Welp…this took a long time to write up. In my defense, I got COVID
in January and that sort of threw me off for a couple months. But
it’s also just taken me a while to get back to it. Anyhow, onward!
Machine learning/data science
-
I submitted my entry to the Data Driven Cloud Cover
Competition! Aaaaand…my score was terrible. However, I got a
lot of practice out of this, and it was valuable for that. I
intended to go back and figure out exactly why my scores were so
abysmal, but got derailed (see first paragraph). But I think that
for whatever reason, my GAN was just not working at all. I need
to get more practice with this technique.
-
Some volunteer work for a local environmental society to demonstrate
how to use Pandas for graphing.
Climate emergency
- More letters to politicians. Did not make every week, but I’m
cutting myself some slack here.
What happened in 2021? Time to look back.
-
We got an EV! It’s a Kia Soul, and I love it.
-
Started writing in here semi-regularly. 💪
-
Expanded the weather station: precipitation meter, anemometer, soil
temp, particulate matter sensors.
-
Recorded a talk for PyCascades!
-
Much work on machine learning and data science: the dishwasher
loading critic, some Kaggle courses, mapping New Westminster trees.
-
A lot of work on Polaris: telemetry analyses, supervising our
third co-op student, and a proposal to run code on an ESA satellite
(sadly, denied).
-
Radio took a bit of a backseat by the end of the year.
-
I was asked to be an advisor for ALEASAT, and that was
wonderful.
-
The heat wave scared me, and I turned that into a focus on
climate activism. Small steps, but I’m taking them. Met with my
MLA in November to discuss climate change. I think of this as being
the start of about 30 years of work.
-
Total distance walked since getting my latest phone in January 2018:
8,664 km. Daily average distance in 2021 was 7.2 km, up from last
year (6.4 km).
-
Got more into birdwatching, phenology and natural history. Lots of
data taking, which I enjoy.
-
Bird feeder camera with ML to recognize the birds. Does a fairly
crappy job of picking out species but a good job of detecting birds.
-
Entered a couple of ML contests – no wins, but that’s expected;
it’s the practice I’m after.
-
At work: joined a new team which has a definite data science focus.
Learning a lot.
I’m leaving out all the incredibly important time with my family; this
isn’t the venue I choose to record that in.

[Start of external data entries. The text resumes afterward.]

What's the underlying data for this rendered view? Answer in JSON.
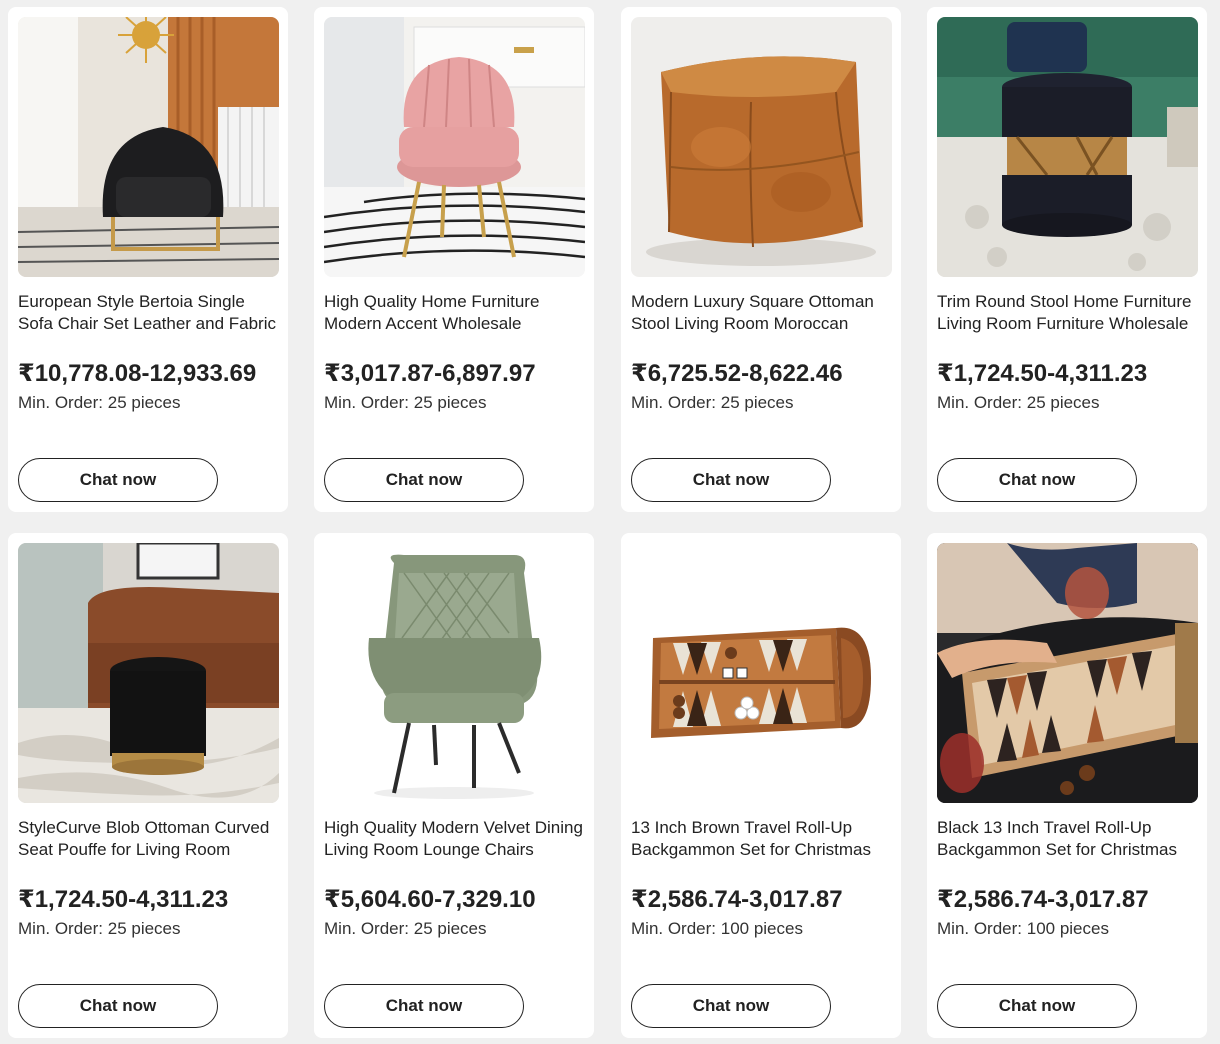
{
  "chat_label": "Chat now",
  "products": [
    {
      "title": "European Style Bertoia Single Sofa Chair Set Leather and Fabric",
      "price": "₹10,778.08-12,933.69",
      "moq": "Min. Order: 25 pieces",
      "image": "black-velvet-armchair"
    },
    {
      "title": "High Quality Home Furniture Modern Accent Wholesale",
      "price": "₹3,017.87-6,897.97",
      "moq": "Min. Order: 25 pieces",
      "image": "pink-velvet-chair"
    },
    {
      "title": "Modern Luxury Square Ottoman Stool Living Room Moroccan",
      "price": "₹6,725.52-8,622.46",
      "moq": "Min. Order: 25 pieces",
      "image": "leather-square-pouf"
    },
    {
      "title": "Trim Round Stool Home Furniture Living Room Furniture Wholesale",
      "price": "₹1,724.50-4,311.23",
      "moq": "Min. Order: 25 pieces",
      "image": "black-round-stool"
    },
    {
      "title": "StyleCurve Blob Ottoman Curved Seat Pouffe for Living Room",
      "price": "₹1,724.50-4,311.23",
      "moq": "Min. Order: 25 pieces",
      "image": "black-velvet-pouffe"
    },
    {
      "title": "High Quality Modern Velvet Dining Living Room Lounge Chairs",
      "price": "₹5,604.60-7,329.10",
      "moq": "Min. Order: 25 pieces",
      "image": "green-dining-chair"
    },
    {
      "title": "13 Inch Brown Travel Roll-Up Backgammon Set for Christmas",
      "price": "₹2,586.74-3,017.87",
      "moq": "Min. Order: 100 pieces",
      "image": "brown-backgammon-roll"
    },
    {
      "title": "Black 13 Inch Travel Roll-Up Backgammon Set for Christmas",
      "price": "₹2,586.74-3,017.87",
      "moq": "Min. Order: 100 pieces",
      "image": "black-backgammon-roll"
    }
  ]
}
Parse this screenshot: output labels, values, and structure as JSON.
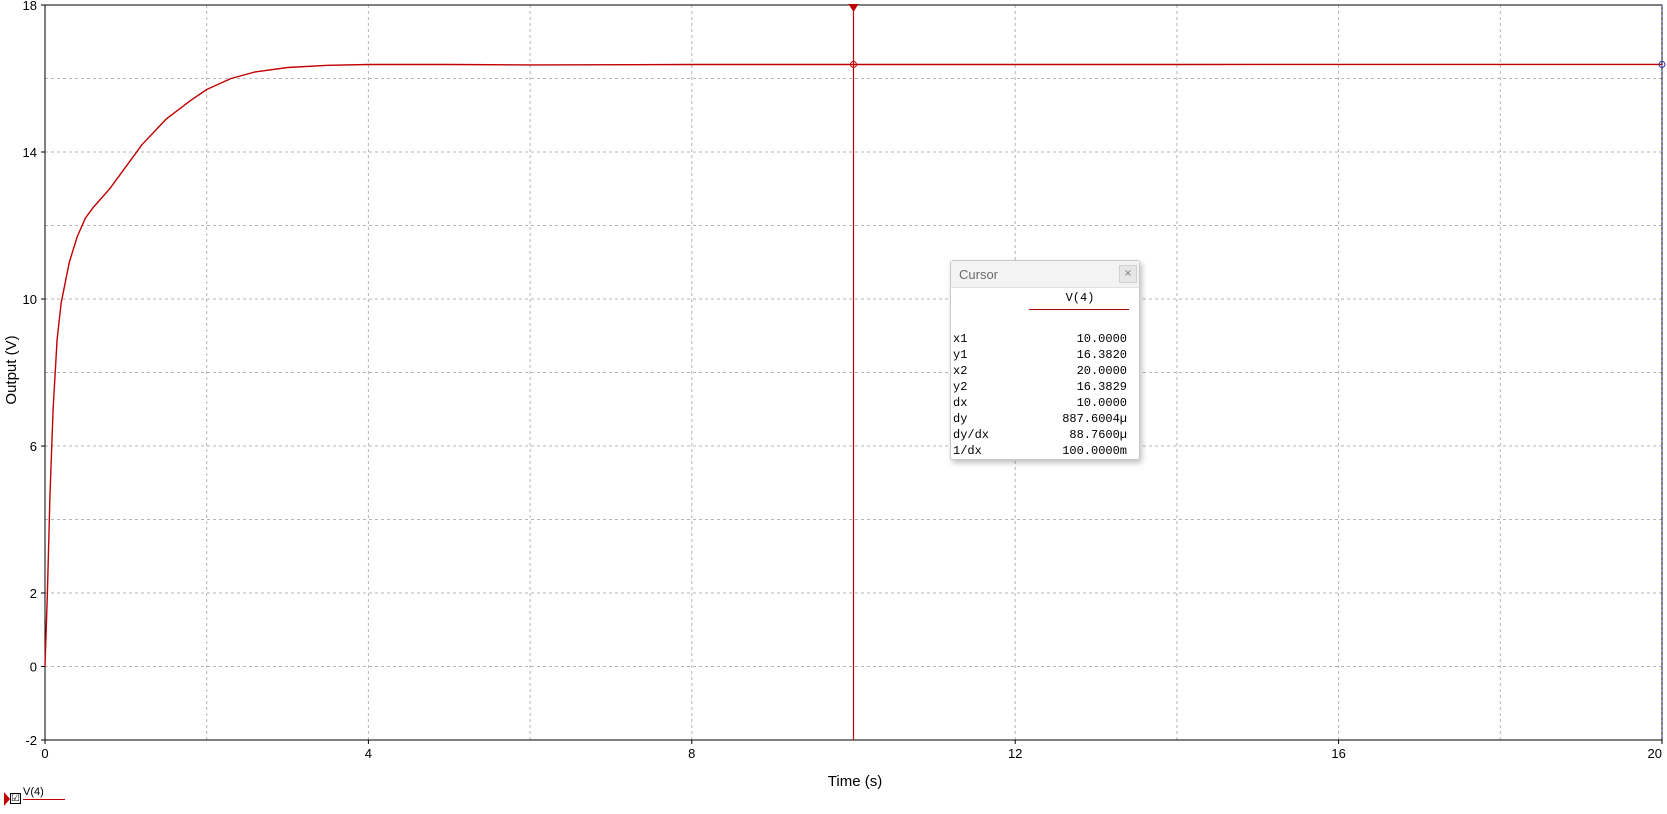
{
  "chart_data": {
    "type": "line",
    "xlabel": "Time (s)",
    "ylabel": "Output (V)",
    "xlim": [
      0,
      20
    ],
    "ylim": [
      -2,
      18
    ],
    "xticks": [
      0,
      4,
      8,
      12,
      16,
      20
    ],
    "yticks": [
      -2,
      0,
      2,
      6,
      10,
      14,
      18
    ],
    "x_gridlines": [
      0,
      2,
      4,
      6,
      8,
      10,
      12,
      14,
      16,
      18,
      20
    ],
    "y_gridlines": [
      -2,
      0,
      2,
      4,
      6,
      8,
      10,
      12,
      14,
      16,
      18
    ],
    "grid": true,
    "series": [
      {
        "name": "V(4)",
        "color": "#c00000",
        "x": [
          0,
          0.03,
          0.06,
          0.1,
          0.15,
          0.2,
          0.3,
          0.4,
          0.5,
          0.6,
          0.8,
          1.0,
          1.2,
          1.5,
          1.8,
          2.0,
          2.3,
          2.6,
          3.0,
          3.5,
          4.0,
          5.0,
          6.0,
          8.0,
          10.0,
          12.0,
          14.0,
          16.0,
          18.0,
          20.0
        ],
        "y": [
          0,
          2.0,
          4.6,
          7.0,
          8.9,
          9.9,
          11.0,
          11.7,
          12.2,
          12.5,
          13.0,
          13.6,
          14.2,
          14.9,
          15.4,
          15.7,
          16.0,
          16.18,
          16.3,
          16.36,
          16.38,
          16.38,
          16.37,
          16.38,
          16.382,
          16.382,
          16.382,
          16.383,
          16.383,
          16.3829
        ]
      }
    ],
    "cursors": [
      {
        "x": 10.0,
        "y": 16.382,
        "color": "#c00000"
      },
      {
        "x": 20.0,
        "y": 16.3829,
        "color": "#2a2aa8"
      }
    ]
  },
  "cursor_panel": {
    "title": "Cursor",
    "close_label": "×",
    "series_name": "V(4)",
    "rows": [
      {
        "label": "x1",
        "value": "10.0000"
      },
      {
        "label": "y1",
        "value": "16.3820"
      },
      {
        "label": "x2",
        "value": "20.0000"
      },
      {
        "label": "y2",
        "value": "16.3829"
      },
      {
        "label": "dx",
        "value": "10.0000"
      },
      {
        "label": "dy",
        "value": "887.6004µ"
      },
      {
        "label": "dy/dx",
        "value": "88.7600µ"
      },
      {
        "label": "1/dx",
        "value": "100.0000m"
      }
    ]
  },
  "legend": {
    "label": "V(4)",
    "checked": true,
    "checkmark": "☑",
    "color": "#c00000"
  }
}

A bit sidelined by Xmas, but still:
Machine learning
-
Much work on the DrivenData Cloud Cover Competition. I got the
benchmark solution implemented, then looked around for a better
approach. I decided to try implementing Weakly-Supervised Cloud
Detection with Fixed-Point GANs by Joachim Nyborg and Ira
Assent, which is a paper with code
(https://github.com/jnyborg/fcd). I’ve been slowly plugging away at
it, and recently finished a first full training run on a very small
subset of training data, though I still need to get a working
submission going.
There were a lot of things I had to change (because the code was
designed for the author’s problem, not mine) and fix (because the
code did not always work as described); I plan on submitting the
fixes back to the author, or at least letting them know about them.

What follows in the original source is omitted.